1000 hours flying the Pilatus Porter
There has been so many moments, it’s pretty difficult to select just one but I reckon it’ll be hard to top that feeling of being let loose on my own, in the mountains of Papua, with my very own PC-6. That first solo landing after being line-checked out of Timika was pretty special.
Worst moment: Survey flying
Whilst this is not quite what one would describe as a moment, survey flying has been by far the hardest flying I’ve ever had to do and not especially enjoyable if I’m honest. On the plus side it seriously sharpened up my hand flying to very precise limits and did allow me to fly around and see almost all of Indonesia.
Scariest moment: Acute food poisoning
Most interesting experience: Overnighting in the jungle
Spend enough time flying over the jungle and it’s pretty likely you’ll end up spending the night there eventually. A steadily decreasing oil pressure reading forced me to make a precautionary landing mid-journey at Long Alango in northern Kalimantan. It proved to be a pretty interesting experience staying in the local village for the night, full story here.
Longest flight (distance): 670nm
Unsurprisingly this was a ferry flight to reposition the aircraft from Balikpapan in Kalimantan to Kupang in Nusa Tenggara Timor. Thanks to a handy tailwind it only took 5 hours and 30 minutes.
Longest flight (time): 6:00hrs
This was the longest single survey flight I’ve done and was from Ternate in East Sulawesi. Trying to balance out drinking enough fluids to stay hydrated and not dieing for a pee mid-flight is probably one of the hardest parts to these long survey flights.

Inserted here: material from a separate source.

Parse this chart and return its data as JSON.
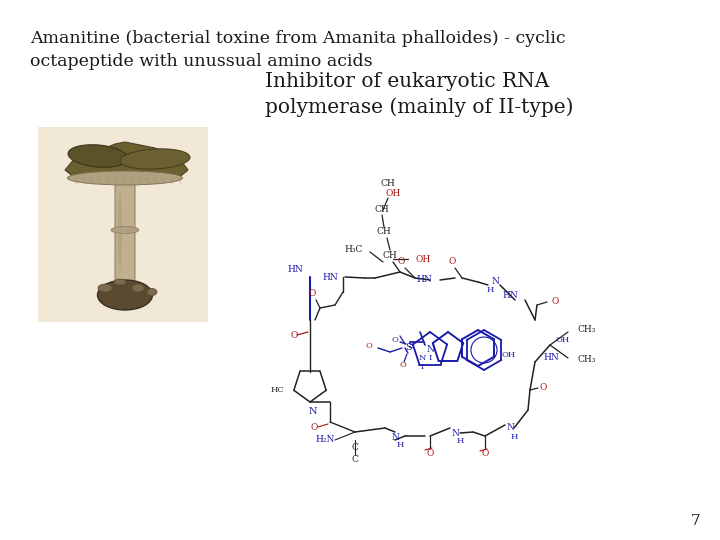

Shortest flight: 3nm – Long Paday to Binuang
Both of these airstrips are located in north Kalimantan and occasionally we’d have a need to drop into Long Paday from one of the other local airstrips before continuing on to Binuang. This has to be one of the shortest commercial flights in the world I reckon.
Favourite airstrip: Hidadipa
This airstrip is located in the highlands of Papua off to the side of a pretty steeply sided valley. In order to land on it, you have to descend into the valley nearly half a mile away, hug the right hand side before dropping down between the trees on short final to make the landing. Once you’re in the valley you have to land, as even a Porter can’t climb out again when fully loaded.
You just can’t beat a good sunrise as you climb out towards the giant bush pilots’ playground that is Papua. It’s a real pleasure to see these each morning and really brings it home how special it is to fly in this wonderful place.